Egypt’s Minister of Tourism and Antiquities Ahmed Issa announced in a celebration Monday night the completion the first phase of developing the Egyptian Museum in Tahrir.
The 121-year-old Egyptian Museum in Tahrir is still in the development process while competing with modern museums such as the National Museum of Egyptian Civilisation in Fustat and the Grand Egyptian Museum, the minister said.
“It is a message to the whole world that the Egyptian Museum in Tahrir was and will be one of the most important museums in the world,” the minister added.
The first of the four-phase development project started in 2018 in co-operation with the European Union, represented by heads of Egyptian antiquities departments in five European museums — Christian Greco of the Museo Egizio (Turin), Daniel Antoine of the British Museum (London), Rondot Vincent of the Louvre Museum (Paris), Lara Weiss of the National Museum of Antiquities (Leiden) and Friederike Seyfried of the Egyptian Museum (Berlin).
The project included developing the displays for the prehistoric and ancient galleries on the ground floor. The first royal statue of Egyptian civilisation was also re-displayed in that hall, and the inscriptions of predynastic Tomb 100 Hierakonpolis (c. 3500 BC – Naqada II).
The displays of the Old Kingdom’s galleries include the most important sculpture and engraving of that era (c. 2686-c. 2181 BC), with the re-presentation and restoration of the inscriptions of the tomb of Nefermaat (2575–2551 BC). This comes in addition to the development of Late Period (712–332 BC) galleries which house important antiquities discovered from Tuna El-Gebel such as the rare wooden sarcophagus of Badi Ozir whose engravings are inlaid with precious stones.

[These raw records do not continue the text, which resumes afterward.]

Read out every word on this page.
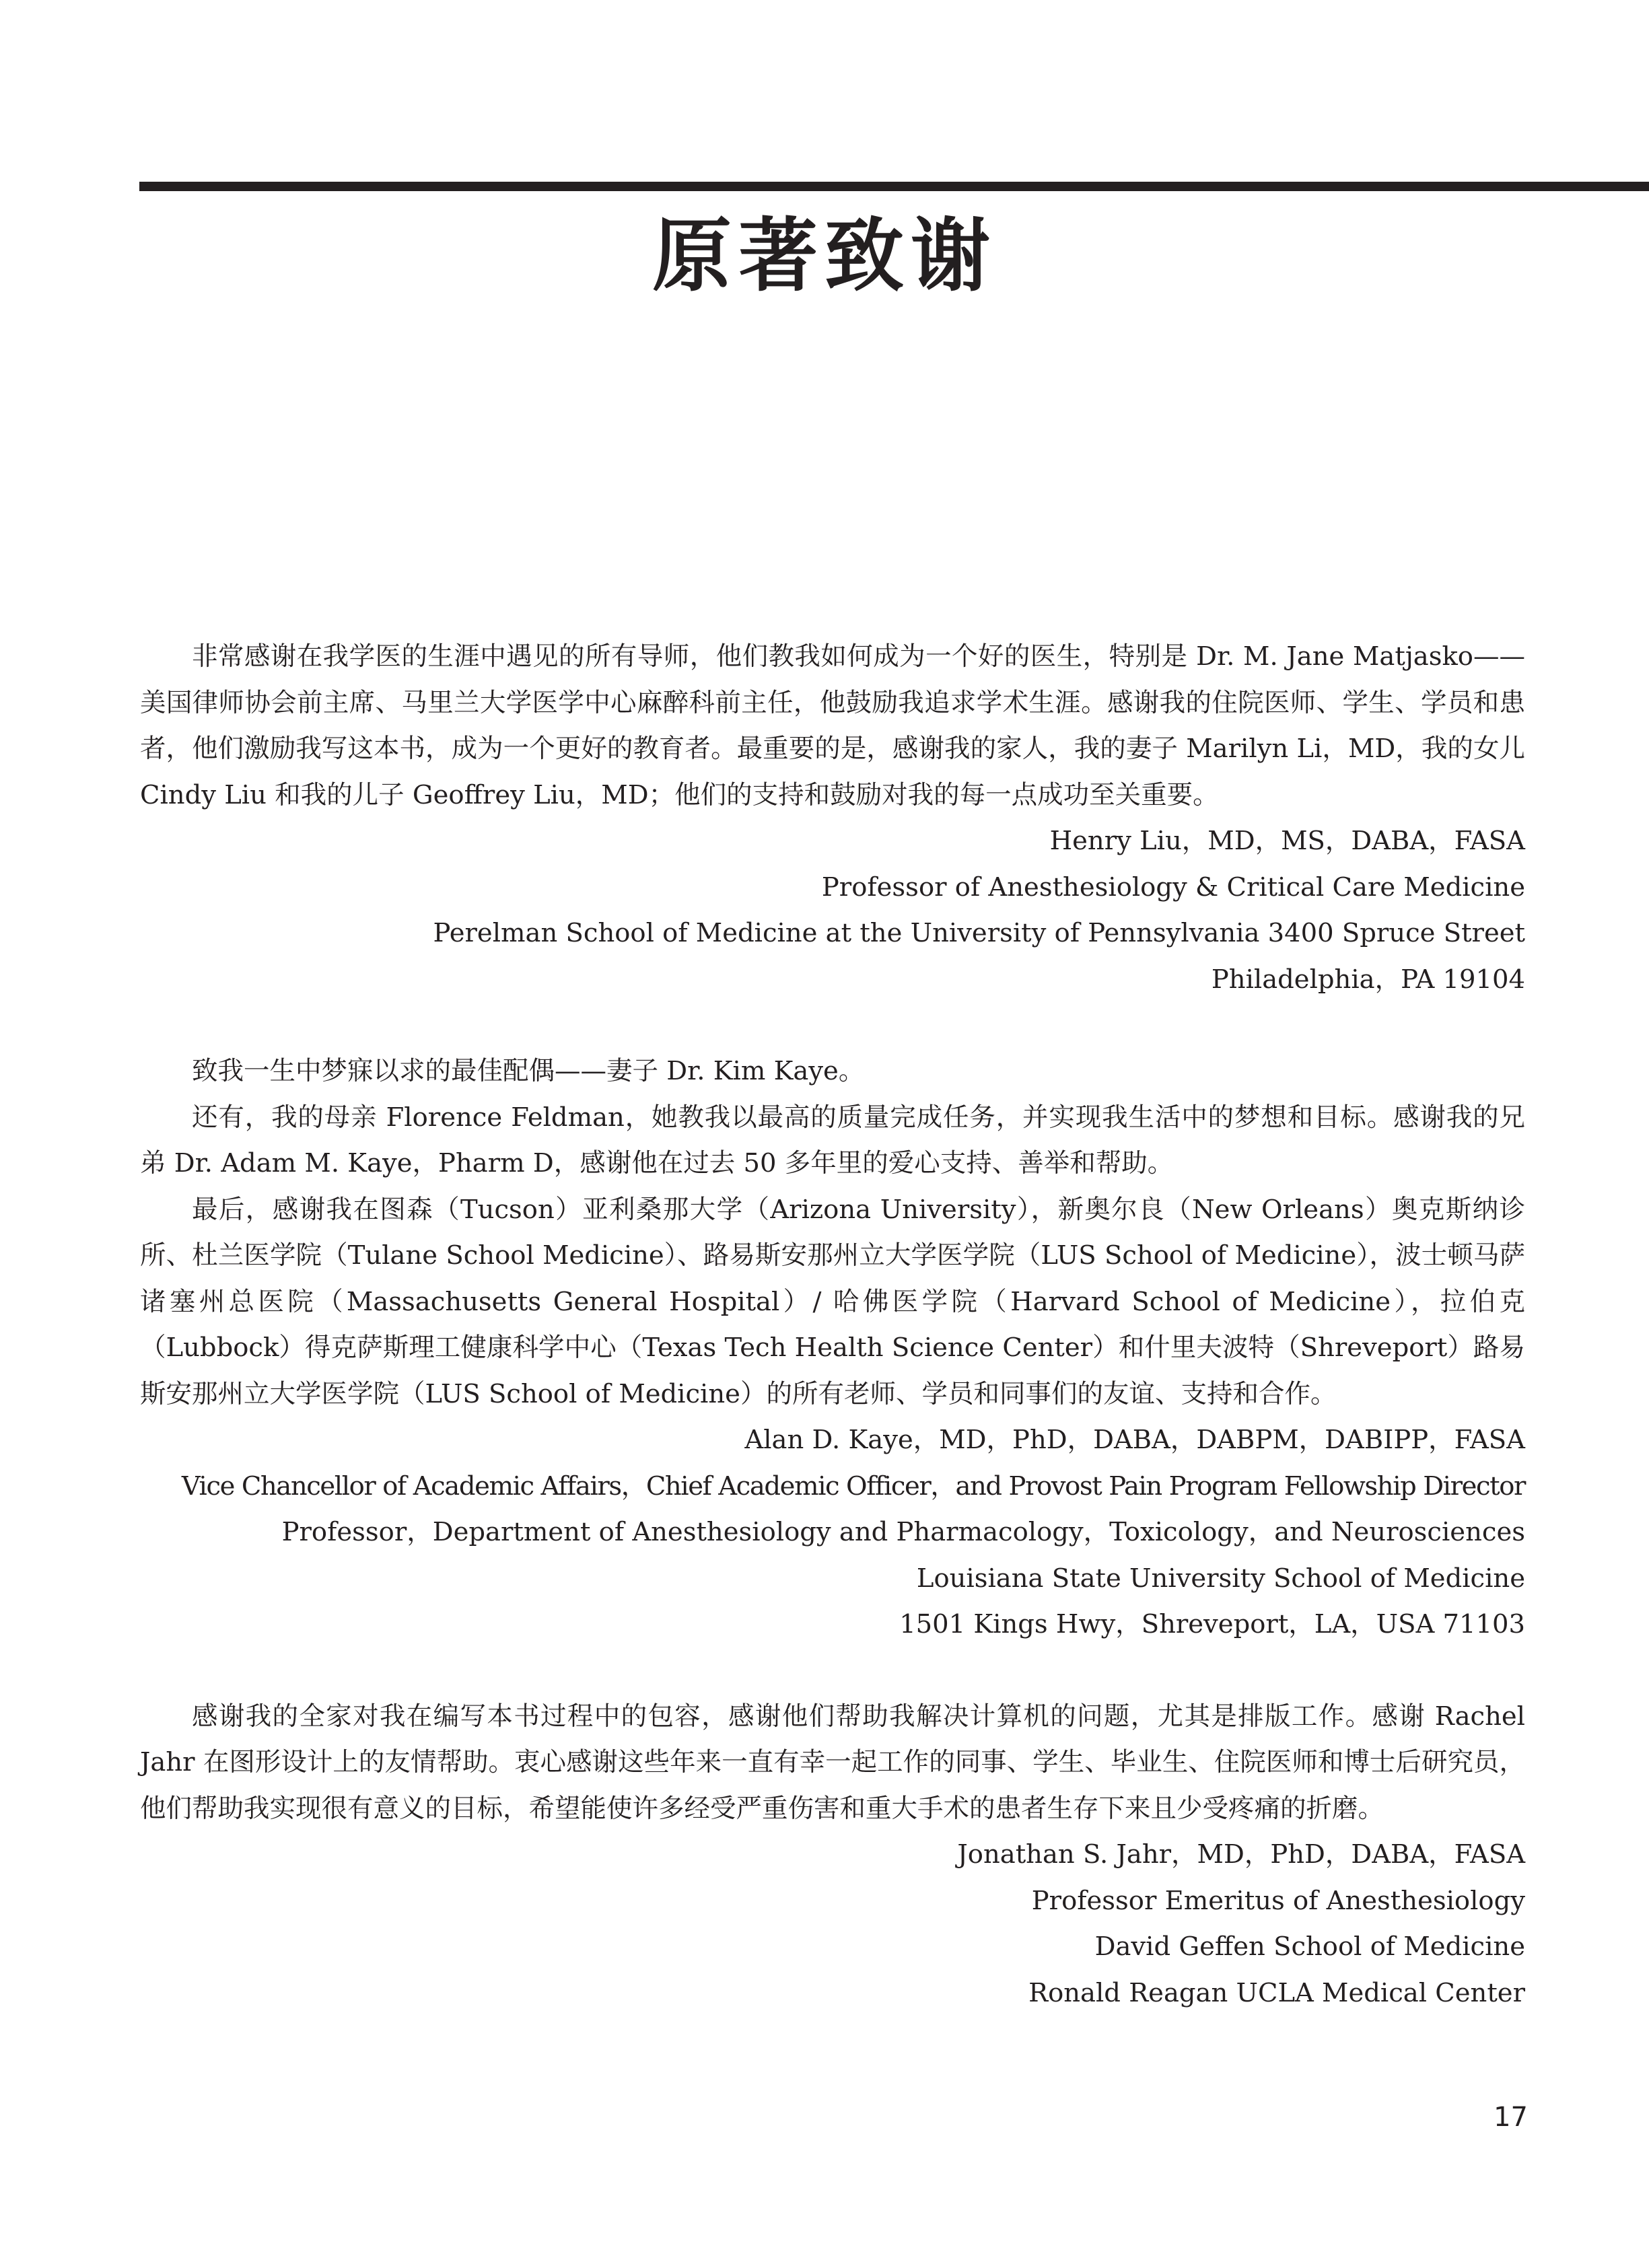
原著致谢

非常感谢在我学医的生涯中遇见的所有导师，他们教我如何成为一个好的医生，特别是 Dr. M. Jane Matjasko——美国律师协会前主席、马里兰大学医学中心麻醉科前主任，他鼓励我追求学术生涯。感谢我的住院医师、学生、学员和患者，他们激励我写这本书，成为一个更好的教育者。最重要的是，感谢我的家人，我的妻子 Marilyn Li，MD，我的女儿 Cindy Liu 和我的儿子 Geoffrey Liu，MD；他们的支持和鼓励对我的每一点成功至关重要。

Henry Liu，MD，MS，DABA，FASA

Professor of Anesthesiology & Critical Care Medicine

Perelman School of Medicine at the University of Pennsylvania 3400 Spruce Street

Philadelphia，PA 19104

致我一生中梦寐以求的最佳配偶——妻子 Dr. Kim Kaye。

还有，我的母亲 Florence Feldman，她教我以最高的质量完成任务，并实现我生活中的梦想和目标。感谢我的兄弟 Dr. Adam M. Kaye，Pharm D，感谢他在过去 50 多年里的爱心支持、善举和帮助。

最后，感谢我在图森（Tucson）亚利桑那大学（Arizona University），新奥尔良（New Orleans）奥克斯纳诊所、杜兰医学院（Tulane School Medicine）、路易斯安那州立大学医学院（LUS School of Medicine），波士顿马萨诸塞州总医院（Massachusetts General Hospital）/ 哈佛医学院（Harvard School of Medicine），拉伯克（Lubbock）得克萨斯理工健康科学中心（Texas Tech Health Science Center）和什里夫波特（Shreveport）路易斯安那州立大学医学院（LUS School of Medicine）的所有老师、学员和同事们的友谊、支持和合作。

Alan D. Kaye，MD，PhD，DABA，DABPM，DABIPP，FASA

Vice Chancellor of Academic Affairs，Chief Academic Officer，and Provost Pain Program Fellowship Director

Professor，Department of Anesthesiology and Pharmacology，Toxicology，and Neurosciences

Louisiana State University School of Medicine

1501 Kings Hwy，Shreveport，LA，USA 71103

感谢我的全家对我在编写本书过程中的包容，感谢他们帮助我解决计算机的问题，尤其是排版工作。感谢 Rachel Jahr 在图形设计上的友情帮助。衷心感谢这些年来一直有幸一起工作的同事、学生、毕业生、住院医师和博士后研究员，他们帮助我实现很有意义的目标，希望能使许多经受严重伤害和重大手术的患者生存下来且少受疼痛的折磨。

Jonathan S. Jahr，MD，PhD，DABA，FASA

Professor Emeritus of Anesthesiology

David Geffen School of Medicine

Ronald Reagan UCLA Medical Center

17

On the first floor, the treasures of Tanis (San el-Hagar), a town in the north-east Nile Delta, are on display for the first time. The Tanis artefacts were discovered during World War 2, and were kept in the museum stores. The collection replaces that of Tutankhamun.
Artefacts of the Silver King Psusennes I (1047-1001 BC) of the 21st Dynasty are on display for the first time in a hall named after him. The tomb of Pharaoh Psusennes I is the oldest discovered in the royal necropolis of Tanis.
On the sidelines of the event, a newly discovered papyrus was put on display on the first floor.
Dubbed Papyrus Waziry One, the 16-metre artefact was found during excavations by the Egyptian mission in the Saqqara region led by Mostafa Waziry, Secretary General of the Supreme Council of Antiquities in May 2022, inside the coffin of a person called Ahmose.
The content of this papyrus is from the Book of the Dead and is written in hieratic dating back to the beginning of the Ptolemaic era (300 BC). Most of the text is written in black ink, while some is in red. It contains 113 spells from the Book of the Dead.
Christian Greco, Director of the Egyptian Museum in Turin and Head of the Five European Museums Alliance; Ambassador Christian Berger, chief of the European Union Delegation to Egypt, and and the ambassadors of France, Britain and Italy attended the event.